Nous verrons, dans un mois, si nous avons eu droit en 2024 à une année indulgente…

Mais pour l’ensemble, le tableau décrit par Vialatte est fidèle à ce qui nous attend ces prochaines semaines. Et encore ! Lorsqu’il écrivait ces lignes, le Black Friday, qui conclut le mois sur une désespérante fuite en avant consumériste, n’existait pas.

Bref, rien d’étonnant à ce que le mois de novembre soit celui durant lequel la dépression augmente de 10 % et soit donc, forcément… le mois du pic de consommation d’antidépresseurs[2].

L’augmentation de la dépression en novembre est un phénomène physiologique, relativement facile à contrer, sans s’en remettre aux psychotropes.

Voyons comment.

Journées grises, nuits noires

L’approche de l’hiver provoque, chez 2 à 5 % des adultes, une dépression sévère qui demande un suivi clinique, appelé trouble affectif saisonnier (TAS)[3].
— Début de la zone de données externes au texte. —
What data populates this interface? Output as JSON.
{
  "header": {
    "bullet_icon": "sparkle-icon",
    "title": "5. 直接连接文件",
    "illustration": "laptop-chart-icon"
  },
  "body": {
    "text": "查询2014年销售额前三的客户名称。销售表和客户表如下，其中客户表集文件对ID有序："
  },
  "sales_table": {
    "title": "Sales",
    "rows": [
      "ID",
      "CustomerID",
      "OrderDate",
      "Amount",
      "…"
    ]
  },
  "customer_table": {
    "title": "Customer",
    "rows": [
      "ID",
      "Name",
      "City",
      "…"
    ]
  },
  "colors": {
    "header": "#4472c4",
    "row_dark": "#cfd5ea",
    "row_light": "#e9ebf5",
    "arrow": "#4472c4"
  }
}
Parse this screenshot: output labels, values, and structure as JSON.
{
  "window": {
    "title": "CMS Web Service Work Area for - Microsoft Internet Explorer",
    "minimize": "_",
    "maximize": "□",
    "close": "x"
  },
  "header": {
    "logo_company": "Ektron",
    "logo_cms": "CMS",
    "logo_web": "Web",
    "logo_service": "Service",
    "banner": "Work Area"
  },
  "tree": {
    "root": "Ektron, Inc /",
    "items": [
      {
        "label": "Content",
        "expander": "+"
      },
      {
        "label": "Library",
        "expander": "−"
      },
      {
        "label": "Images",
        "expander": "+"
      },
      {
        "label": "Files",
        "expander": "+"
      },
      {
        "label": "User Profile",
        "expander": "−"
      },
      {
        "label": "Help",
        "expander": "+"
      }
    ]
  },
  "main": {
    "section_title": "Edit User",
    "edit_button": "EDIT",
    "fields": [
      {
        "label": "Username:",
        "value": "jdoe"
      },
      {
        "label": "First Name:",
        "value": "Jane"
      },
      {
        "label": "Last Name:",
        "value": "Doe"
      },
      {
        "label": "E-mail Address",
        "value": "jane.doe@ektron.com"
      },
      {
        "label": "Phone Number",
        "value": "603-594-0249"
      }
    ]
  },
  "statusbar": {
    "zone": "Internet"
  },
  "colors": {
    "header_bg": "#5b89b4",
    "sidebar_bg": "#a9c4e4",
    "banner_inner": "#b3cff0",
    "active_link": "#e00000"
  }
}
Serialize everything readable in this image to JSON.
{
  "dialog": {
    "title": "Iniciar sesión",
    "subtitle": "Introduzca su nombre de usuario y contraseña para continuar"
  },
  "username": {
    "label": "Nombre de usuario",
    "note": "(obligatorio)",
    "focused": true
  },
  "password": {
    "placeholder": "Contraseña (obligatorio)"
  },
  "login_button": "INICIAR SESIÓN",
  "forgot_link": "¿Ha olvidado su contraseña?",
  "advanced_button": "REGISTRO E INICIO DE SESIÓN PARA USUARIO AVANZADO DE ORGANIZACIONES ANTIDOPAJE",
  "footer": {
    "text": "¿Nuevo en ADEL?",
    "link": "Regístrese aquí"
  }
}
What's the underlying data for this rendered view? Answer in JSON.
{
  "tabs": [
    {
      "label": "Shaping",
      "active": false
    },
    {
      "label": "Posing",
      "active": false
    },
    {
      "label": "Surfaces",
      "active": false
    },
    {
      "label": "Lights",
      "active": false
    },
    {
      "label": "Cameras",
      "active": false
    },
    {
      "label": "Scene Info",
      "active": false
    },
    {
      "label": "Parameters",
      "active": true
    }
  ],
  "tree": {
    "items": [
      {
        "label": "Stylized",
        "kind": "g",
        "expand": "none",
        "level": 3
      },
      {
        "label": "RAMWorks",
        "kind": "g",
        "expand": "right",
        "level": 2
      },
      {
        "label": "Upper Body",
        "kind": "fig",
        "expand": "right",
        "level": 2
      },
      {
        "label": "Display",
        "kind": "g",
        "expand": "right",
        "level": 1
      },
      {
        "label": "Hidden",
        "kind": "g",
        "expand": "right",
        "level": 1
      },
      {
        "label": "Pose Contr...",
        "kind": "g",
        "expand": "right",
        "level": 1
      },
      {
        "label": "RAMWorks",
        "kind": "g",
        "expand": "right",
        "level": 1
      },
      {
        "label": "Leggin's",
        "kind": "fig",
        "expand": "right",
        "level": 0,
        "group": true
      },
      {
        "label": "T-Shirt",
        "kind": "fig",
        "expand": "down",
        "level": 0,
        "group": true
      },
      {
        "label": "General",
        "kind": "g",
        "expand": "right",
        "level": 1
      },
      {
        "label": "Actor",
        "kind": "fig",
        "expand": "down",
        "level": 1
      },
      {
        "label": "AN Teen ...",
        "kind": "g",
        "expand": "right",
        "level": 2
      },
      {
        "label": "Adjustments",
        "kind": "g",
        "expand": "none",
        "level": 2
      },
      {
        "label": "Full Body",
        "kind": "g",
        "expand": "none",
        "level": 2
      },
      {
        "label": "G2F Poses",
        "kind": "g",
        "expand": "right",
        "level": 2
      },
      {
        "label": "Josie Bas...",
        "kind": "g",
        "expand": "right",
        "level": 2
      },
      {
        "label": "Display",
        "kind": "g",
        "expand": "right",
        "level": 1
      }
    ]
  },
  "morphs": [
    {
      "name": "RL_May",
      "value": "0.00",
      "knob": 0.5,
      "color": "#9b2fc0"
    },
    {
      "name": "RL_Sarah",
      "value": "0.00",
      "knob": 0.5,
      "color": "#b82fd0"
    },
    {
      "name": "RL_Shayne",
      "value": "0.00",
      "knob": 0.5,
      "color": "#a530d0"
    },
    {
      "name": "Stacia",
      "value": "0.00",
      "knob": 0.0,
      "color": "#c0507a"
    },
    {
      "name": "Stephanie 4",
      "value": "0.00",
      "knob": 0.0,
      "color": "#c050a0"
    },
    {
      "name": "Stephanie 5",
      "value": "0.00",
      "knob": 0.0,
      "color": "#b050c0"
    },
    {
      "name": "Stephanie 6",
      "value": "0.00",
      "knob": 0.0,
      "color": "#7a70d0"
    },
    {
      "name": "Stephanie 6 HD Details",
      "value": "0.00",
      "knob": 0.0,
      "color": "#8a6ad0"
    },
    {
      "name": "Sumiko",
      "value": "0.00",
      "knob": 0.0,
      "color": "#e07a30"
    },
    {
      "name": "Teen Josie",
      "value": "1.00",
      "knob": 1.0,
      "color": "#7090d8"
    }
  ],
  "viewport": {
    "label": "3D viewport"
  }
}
Mais la preuve que ce que nous appelons « dépression » n’est qu’une forme aiguë de la façon dont les variations saisonnières agissent sur nous, c’est que plus de 9 personnes sur 10 ressentent des modifications de leur humeur ou de leur comportement en automne et en hiver[4].

Si les scientifiques ne connaissent pas encore la cause exacte de cette dépression saisonnière, ils estiment que c’est avant tout une carence en lumière[5].

L’obscurité et l’isolement peuvent conduire à des pensées négatives. Le corps, lui, a plus de mal à réguler son horloge interne (calée sur un rythme jour-nuit régulier), et donc ses hormones[6].

Ce qui pourrait mener à un déficit en dopamine et en sérotonine, et donc à une perte d’énergie, de moral et de motivation.

Si vous ressentez actuellement ces symptômes, ça n’est donc pas surprenant, avec le changement d’heure d’il y a une semaine, qui nous plonge désormais en pleine nuit dès 17h30-18h00 (et ça va continuer en pire, comme le dit Vialatte !).

Mesure n°1 : s’exposer à la lumière

Il n’est dès lors pas surprenant que le premier remède à ce mal de novembre soit la luminothérapie, c’est-à-dire l’exposition à une lumière artificielle proche de celle du soleil et qui agit de la même manière. Une étude de 2017 a montré d’excellents résultats[7].

Ces séances peuvent être menées à la maison, à l’aide d’une lampe adaptée émettant de la lumière blanche de 10000 lux (le lux est une unité de mesure de la quantité de lumière : 1 lux correspond à la lumière émise par une bougie à 1 mètre de distance) ; pour comparaison, une belle journée ensoleillée d’hiver n’offre que 2000 Lux.

10000 Lux correspondent donc plutôt à la quantité de lumière perçue par les yeux lors d’une belle journée d’été.

Il suffit d’allumer la lampe 30 minutes tous les matins à son bureau ou en prenant son petit-déjeuner pour obtenir un effet optimal et compenser le retard de phase[8].

On commence dès l’apparition des premiers signes et on poursuit jusqu’à l’arrivée du printemps. Cette approche permet de combattre la fatigue, la somnolence en journée et l’humeur dépressive, quelle que soit la sévérité du trouble[9].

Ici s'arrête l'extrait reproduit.